Want to be more positive? Give thanks!
The season is changing and colored leaves swirl around us pushed by a crisp, cool autumn air. The breeze carries with it the distinct smell of pumpkin spice lattes. Fall is a time of harvest and thanksgiving. And according to a new poll conducted by OnePoll for Motivosity, giving thanks and expressing gratitude may, indeed, be the secret to happiness.
A survey polled 2,000 Americans and showed that 65% of respondents who said they were “very happy” day-to-day also reported that they “always” give thanks. This study has huge implications for how we view ourselves, our spouses, and the workplace.
The researchers suggest that the correlation between happiness and expressing gratitude regularly is due to practicing techniques that promote a positive outlook on life. Logan Mallory, VP of Marketing at Motivosity, said that practicing gratitude “rewires their brain to look for positives instead of the negatives around them.”
Motivosity’s study is not the first to establish the link between happiness and gratitude. Last year, Dr. Robert A. Emmons at UC Davis and Dr. Michael E. McCullough at the University of Miami conducted a similar study where each participant was placed into one of three groups that were instructed to write a few sentences each week about either things they were grateful for, things that had irritated them, or events that had merely occurred. Unsurprisingly, the group that focused on positive aspects of their lives were more optimistic and exercised with more regularity than either of the other two groups.
Expressing gratitude can be difficult especially when facing hard times. With 8.5% year over year inflation, many Americans are experiencing a financial pinch that can leave them feeling bereft. However, researchers have also found that those who display gratitude towards their personal lives have the ability to spread happiness to others.

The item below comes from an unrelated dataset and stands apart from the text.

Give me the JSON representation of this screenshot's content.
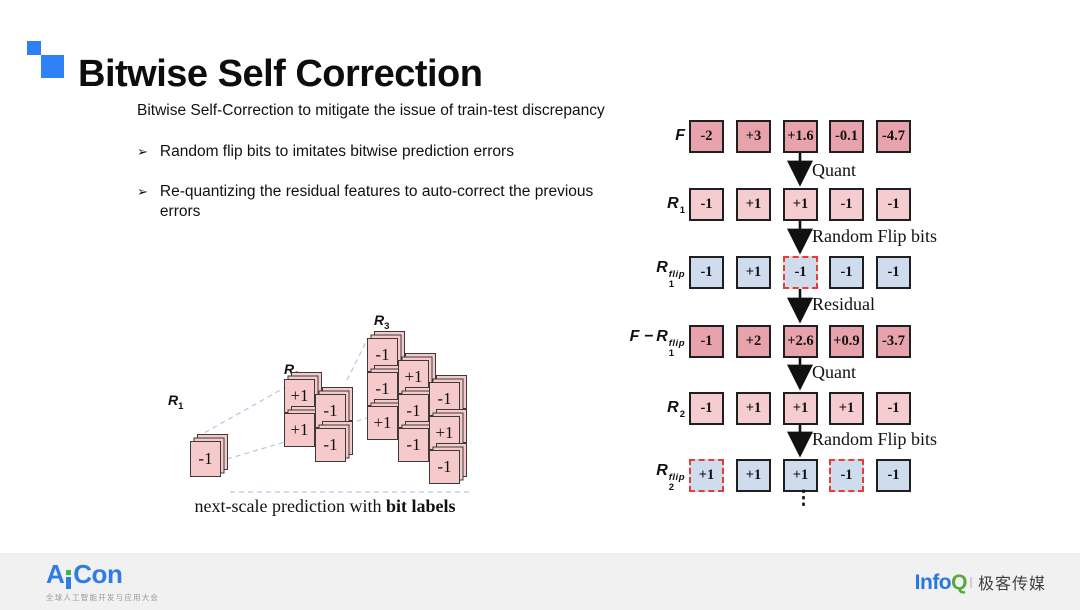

“Public acknowledgement has a massive impact on making people genuinely feel that their day-to-day efforts make a difference,” Logan claims.
The study also found that the most way to spread gratitude was between spouses, which could explain why married couples are happier on average. The second most common source was from family members, followed by friends. Towards the bottom, bosses and co-workers were some of the least likely to show public acknowledgement of gratitude. This is likely because it’s often seen as irrelevant to do so in a professional environment. However, breaking this norm could lead to increased job satisfaction. As a result of low levels of gratitude within the workplace, only 18% reported feeling appreciated at work.
Lack of employee appreciation may lead workers to practice “quiet quitting”: a practice that has been popularized on TikTok and other social media. This is the idea of staying at a job but not giving one’s best. According to Michael Dandorph, CEO and President of Tufts Medicine, the best way to handle quiet quitting is to “emphasize the importance of well-being, and individual wellness in making people feel valued and supported…We need to humanize work.”
The easiest way to increase your own happiness as well as that of those around you is to practice giving thanks. September 21 has been declared the National Day of Gratitude and giving thanks happens again on Thanksgiving for those who celebrate it. Many people choose to publicly declare one things they’re grateful for each day leading up to the holiday, beginning on the first day of November.